Pada 14 Juni 2013, pesawat penumpang terbaru Airbus A350 XWB menjalani penerbangan perdananya dengan sukses di Toulouse-Blagnac, Perancis. Sebelumnya, sejak September 2011, pesawat Boeing 787 yang pertama mulai beroperasi. Kedua pesawat tersebut terkenal akan teknologi inovatif yang terutama diaplikasikan untuk memaksimalkan efisiensi bahan bakar. Tetapi apa saja yang ada di balik inovasi tersebut, sehingga kedua pesawat dapat menjanjikan keiritan bahan bakar?

Tentu saja ada perkembangan teknologi pada mesin, aerodinamika, sistem pesawat dan disiplin lainnya. Namun, inovasi yang paling revolusioner terjadi di bidang struktur, walau masih dibutuhkan penelitian lanjutan. Baik A350 maupun Boeing 787 menggunakan material komposit pada kira-kira 50 persen dari berat struktur. Sebelumnya, material yang digunakan adalah aluminium.

Komposit berarti dipadukannya dua atau lebih material untuk membentuk material baru dengan sifat-sifat yang lebih unggul dari material asalnya. Pada umumnya terdiri dari serat karbon yang direkat berlapis dengan polymer menjadi satu plat. Hingga kini komposit digunakan antara lain pada mobil balap, perahu layar dan pesawat layang. Kekuatan yang tinggi dengan massa jenis yang rendah merupakan kelebihan material ini, sehingga komponen-komponen pesawat berbadan lebar itu dapat dirancang lebih ringan. Bobot yang ringan berarti konsumsi bahan bakar yang lebih rendah. Material komposit juga tidak bisa berkarat seperti aluminium.

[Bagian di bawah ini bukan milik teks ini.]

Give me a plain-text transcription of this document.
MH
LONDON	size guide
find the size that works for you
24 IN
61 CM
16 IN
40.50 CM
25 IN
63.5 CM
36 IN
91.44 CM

Logam biasa pada umumnya bersifat isotropik, sama ke segala arah. Komposit tidak isotropik, serupa dengan kayu yang kekuatan tariknya lebih besar bila beban berarah sejajar dengan serat kayu, dibandingkan jika bebannya tegak lurus serat kayu. Aspek ini membuat perancangan struktur pesawat bermaterial komposit lebih rumit.

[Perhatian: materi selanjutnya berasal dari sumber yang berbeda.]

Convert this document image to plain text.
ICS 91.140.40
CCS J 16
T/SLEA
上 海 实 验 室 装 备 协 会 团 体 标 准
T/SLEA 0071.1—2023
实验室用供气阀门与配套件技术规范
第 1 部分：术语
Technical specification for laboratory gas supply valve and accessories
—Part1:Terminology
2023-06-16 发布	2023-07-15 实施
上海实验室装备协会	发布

Setiap komponen dirancang menurut kemungkinan pembebanan. Namun, pada kenyataannya akan selalu ada beban tidak terduga yang dapat menyebabkan kerusakan struktur. Contohnya, kendaraan pengangkut bagasi yang secara tidak sengaja menabrak dinding pesawat. Badan pesawat yang terbuat dari aluminium mungkin akan bisa menahan beban tersebut, karena kekuatan material yang konstan pada segala arah. Akan tetapi hal ini tidak terjamin pada badan pesawat komposit, karena sifat material untuk kasus pembebanan tersebut tidak tidak dikenal. Oleh karena itu struktur komposit dirancang lebih tebal dari hasil perhitungan, untuk mencegah kerusakan akibat pembebanan tidak terduga. Artinya berat struktur juga akan meningkat.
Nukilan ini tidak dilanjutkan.